Emergence of thought is a process whereby consciousness attempts to grasp itself, to mirror itself, to complete its self-ideation in terms of meaning held in common with other instances of consciousness, and thus perfect itself.
Another way, every instance of consciousness is logically incomplete and unstable in its self-ideation and seeks to stabilise itself by relating with other instances of consciousness. Whenever inconsistency in Self-ideation is identified, a thought arises to compensate for this imperfection, to maintain the tentative integrity of Self. Every desire is ultimately motivated by the intrinsic aim of consciousness: to perfect itself.
Crucially, our responses to inconsistencies of Self-ideation influence how we may respond to future realisations of inconsistency, steering our thoughts either towards greater stability of self-ideation or towards catastrophic instability.

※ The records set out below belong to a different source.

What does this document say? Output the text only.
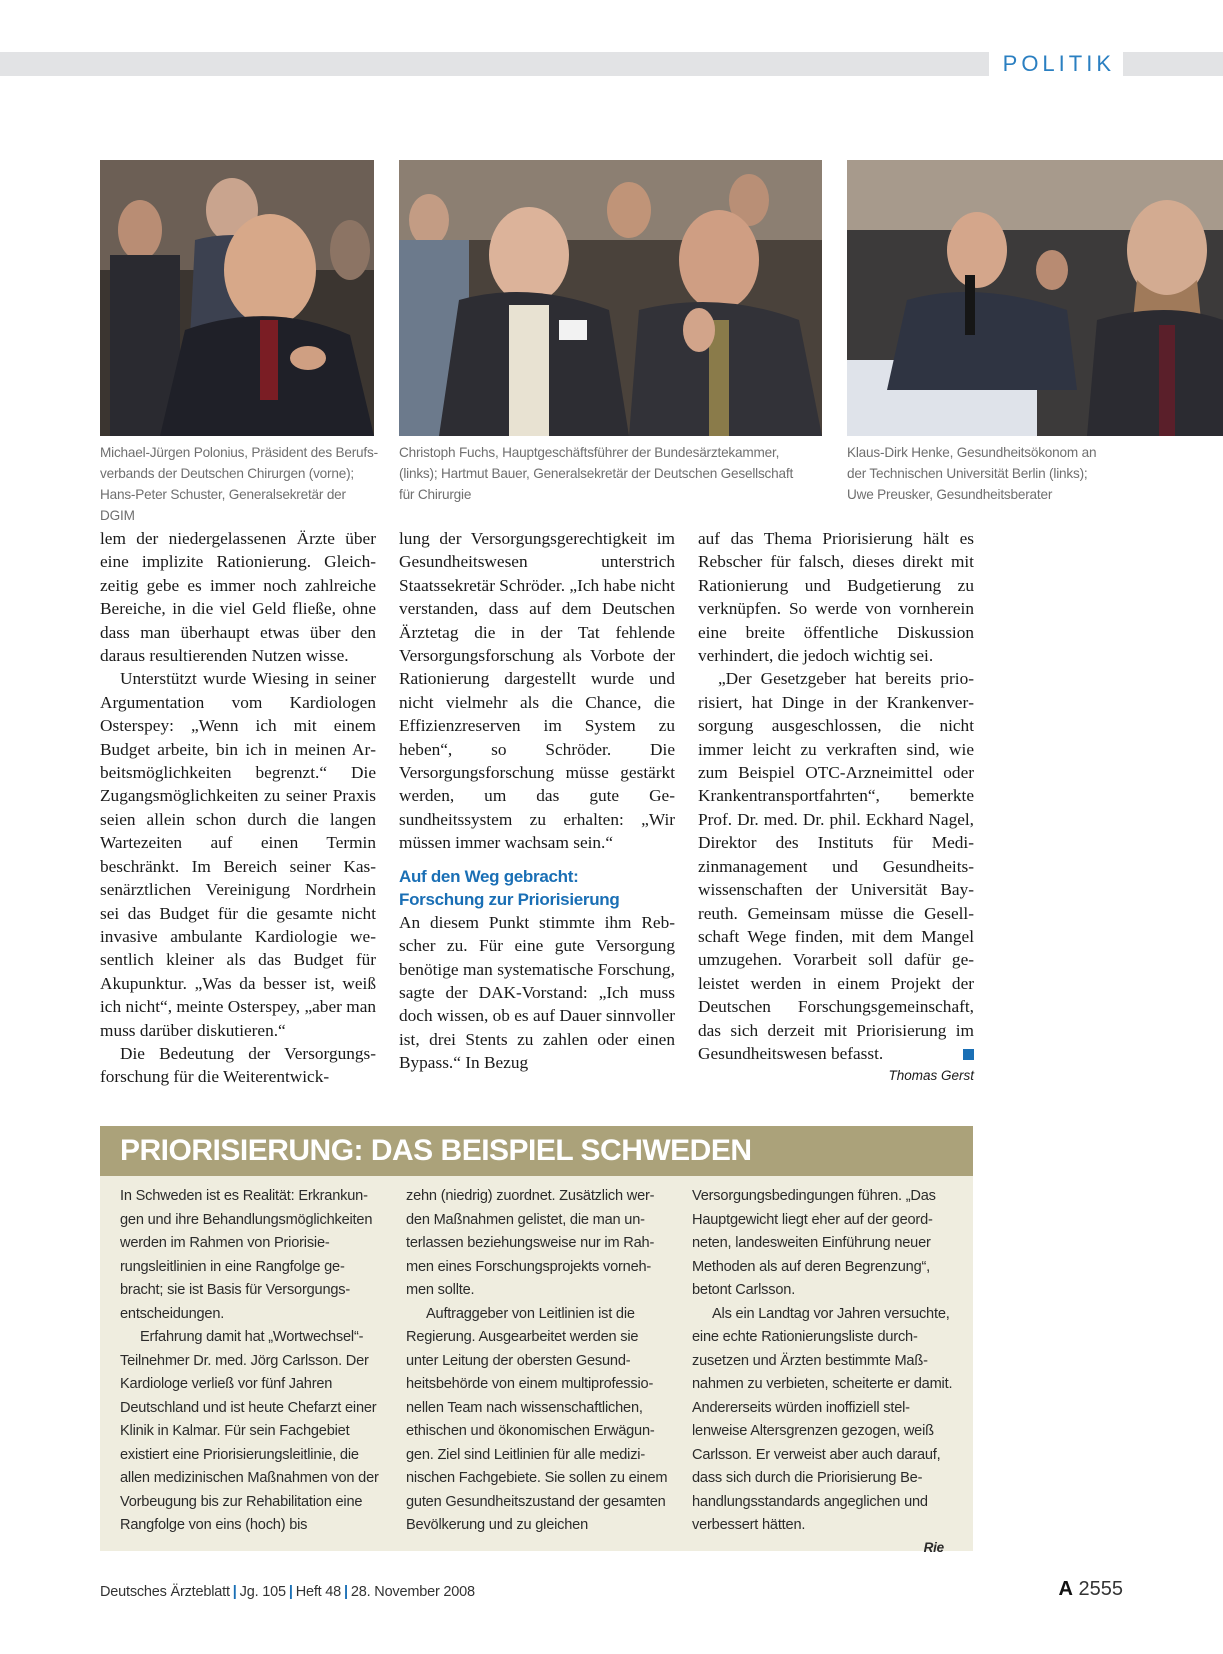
POLITIK
Michael-Jürgen Polonius, Präsident des Berufs-verbands der Deutschen Chirurgen (vorne); Hans-Peter Schuster, Generalsekretär der DGIM
Christoph Fuchs, Hauptgeschäftsführer der Bundesärztekammer, (links); Hartmut Bauer, Generalsekretär der Deutschen Gesellschaft für Chirurgie
Klaus-Dirk Henke, Gesundheitsökonom an der Technischen Universität Berlin (links); Uwe Preusker, Gesundheitsberater

lem der niedergelassenen Ärzte über eine implizite Rationierung. Gleichzeitig gebe es immer noch zahlreiche Bereiche, in die viel Geld fließe, ohne dass man überhaupt etwas über den daraus resultierenden Nutzen wisse.

Unterstützt wurde Wiesing in seiner Argumentation vom Kardiologen Osterspey: „Wenn ich mit einem Budget arbeite, bin ich in meinen Arbeitsmöglichkeiten begrenzt.“ Die Zugangsmöglichkeiten zu seiner Praxis seien allein schon durch die langen Wartezeiten auf einen Termin beschränkt. Im Bereich seiner Kassenärztlichen Vereinigung Nordrhein sei das Budget für die gesamte nicht invasive ambulante Kardiologie wesentlich kleiner als das Budget für Akupunktur. „Was da besser ist, weiß ich nicht“, meinte Osterspey, „aber man muss darüber diskutieren.“

Die Bedeutung der Versorgungsforschung für die Weiterentwick-

lung der Versorgungsgerechtigkeit im Gesundheitswesen unterstrich Staatssekretär Schröder. „Ich habe nicht verstanden, dass auf dem Deutschen Ärztetag die in der Tat fehlende Versorgungsforschung als Vorbote der Rationierung dargestellt wurde und nicht vielmehr als die Chance, die Effizienzreserven im System zu heben“, so Schröder. Die Versorgungsforschung müsse gestärkt werden, um das gute Gesundheitssystem zu erhalten: „Wir müssen immer wachsam sein.“

Auf den Weg gebracht:
Forschung zur Priorisierung

An diesem Punkt stimmte ihm Rebscher zu. Für eine gute Versorgung benötige man systematische Forschung, sagte der DAK-Vorstand: „Ich muss doch wissen, ob es auf Dauer sinnvoller ist, drei Stents zu zahlen oder einen Bypass.“ In Bezug

auf das Thema Priorisierung hält es Rebscher für falsch, dieses direkt mit Rationierung und Budgetierung zu verknüpfen. So werde von vornherein eine breite öffentliche Diskussion verhindert, die jedoch wichtig sei.

„Der Gesetzgeber hat bereits priorisiert, hat Dinge in der Krankenversorgung ausgeschlossen, die nicht immer leicht zu verkraften sind, wie zum Beispiel OTC-Arzneimittel oder Krankentransportfahrten“, bemerkte Prof. Dr. med. Dr. phil. Eckhard Nagel, Direktor des Instituts für Medizinmanagement und Gesundheitswissenschaften der Universität Bayreuth. Gemeinsam müsse die Gesellschaft Wege finden, mit dem Mangel umzugehen. Vorarbeit soll dafür geleistet werden in einem Projekt der Deutschen Forschungsgemeinschaft, das sich derzeit mit Priorisierung im Gesundheitswesen befasst.

Thomas Gerst
PRIORISIERUNG: DAS BEISPIEL SCHWEDEN

In Schweden ist es Realität: Erkrankungen und ihre Behandlungsmöglichkeiten werden im Rahmen von Priorisierungsleitlinien in eine Rangfolge gebracht; sie ist Basis für Versorgungsentscheidungen.

Erfahrung damit hat „Wortwechsel“-Teilnehmer Dr. med. Jörg Carlsson. Der Kardiologe verließ vor fünf Jahren Deutschland und ist heute Chefarzt einer Klinik in Kalmar. Für sein Fachgebiet existiert eine Priorisierungsleitlinie, die allen medizinischen Maßnahmen von der Vorbeugung bis zur Rehabilitation eine Rangfolge von eins (hoch) bis

zehn (niedrig) zuordnet. Zusätzlich werden Maßnahmen gelistet, die man unterlassen beziehungsweise nur im Rahmen eines Forschungsprojekts vornehmen sollte.

Auftraggeber von Leitlinien ist die Regierung. Ausgearbeitet werden sie unter Leitung der obersten Gesundheitsbehörde von einem multiprofessionellen Team nach wissenschaftlichen, ethischen und ökonomischen Erwägungen. Ziel sind Leitlinien für alle medizinischen Fachgebiete. Sie sollen zu einem guten Gesundheitszustand der gesamten Bevölkerung und zu gleichen

Versorgungsbedingungen führen. „Das Hauptgewicht liegt eher auf der geordneten, landesweiten Einführung neuer Methoden als auf deren Begrenzung“, betont Carlsson.

Als ein Landtag vor Jahren versuchte, eine echte Rationierungsliste durchzusetzen und Ärzten bestimmte Maßnahmen zu verbieten, scheiterte er damit. Andererseits würden inoffiziell stellenweise Altersgrenzen gezogen, weiß Carlsson. Er verweist aber auch darauf, dass sich durch die Priorisierung Behandlungsstandards angeglichen und verbessert hätten.

Rie
Deutsches Ärzteblatt | Jg. 105 | Heft 48 | 28. November 2008	A 2555
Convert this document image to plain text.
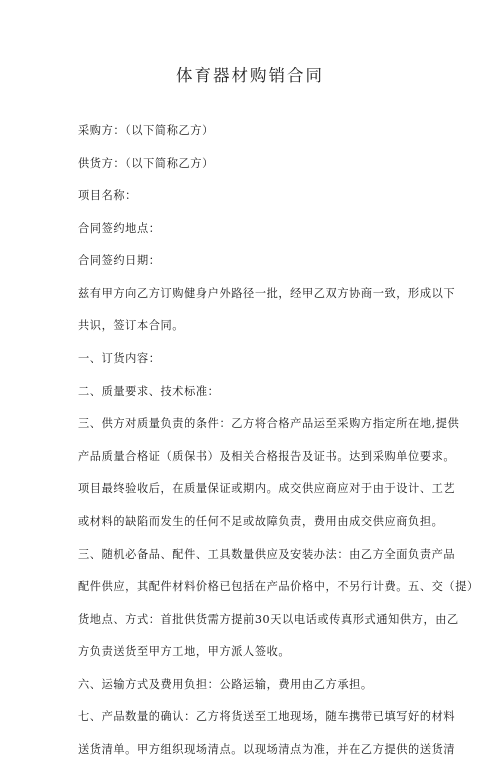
体育器材购销合同
采购方：（以下简称乙方）
供货方：（以下简称乙方）
项目名称：
合同签约地点：
合同签约日期：
兹有甲方向乙方订购健身户外路径一批，经甲乙双方协商一致，形成以下
共识，签订本合同。
一、订货内容：
二、质量要求、技术标准：
三、供方对质量负责的条件：乙方将合格产品运至采购方指定所在地,提供
产品质量合格证（质保书）及相关合格报告及证书。达到采购单位要求。
项目最终验收后，在质量保证或期内。成交供应商应对于由于设计、工艺
或材料的缺陷而发生的任何不足或故障负责，费用由成交供应商负担。
三、随机必备品、配件、工具数量供应及安装办法：由乙方全面负责产品
配件供应，其配件材料价格已包括在产品价格中，不另行计费。五、交（提）
货地点、方式：首批供货需方提前30天以电话或传真形式通知供方，由乙
方负责送货至甲方工地，甲方派人签收。
六、运输方式及费用负担：公路运输，费用由乙方承担。
七、产品数量的确认：乙方将货送至工地现场，随车携带已填写好的材料
送货清单。甲方组织现场清点。以现场清点为准，并在乙方提供的送货清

This process is governed by the laws of sense, insofar as the integrity of Self-ideation (the sense-unity of Self-in-the-world) reflects the degree of compliance with the laws.




There is a commonality between how insects or birds recognise other members of the same species and how humans recognise other humans. It would not suffice to rely on sight or smell to identify our kind without already knowing what to look for. It is this additional knowledge that cannot be discovered but is intrinsic to the species. In the case of animals, attraction to same species is unconsciously embodied, as a common sense; consciousness of the common kind emerges from this common sense. Nevertheless, this interpretation is also retroactive: consciousness creates the meaning of the conditions that gave rise to it.
I don’t know that a newborn human possesses any parental memory either, and “evolutionary roots of common embodiment” seems, shall I say, fanciful. I did look it up:
“Within cognitive psychology, it is used to suggest that features of the physical body play an important causal role in cognitive processing.”
https://link.springer.com/chapter/10.1007/978-3-030-78471-3_24
What it further suggests is there was never a beginning to awareness until some time after humans (not necessarily homo sapiens) existed.
I would easily agree that as machine “thinking” would not be very similar to thought processes of biological individuals, their world would necessarily be different. I’ll read your included link, but I can’t imagine for what reason it would not exist, to us.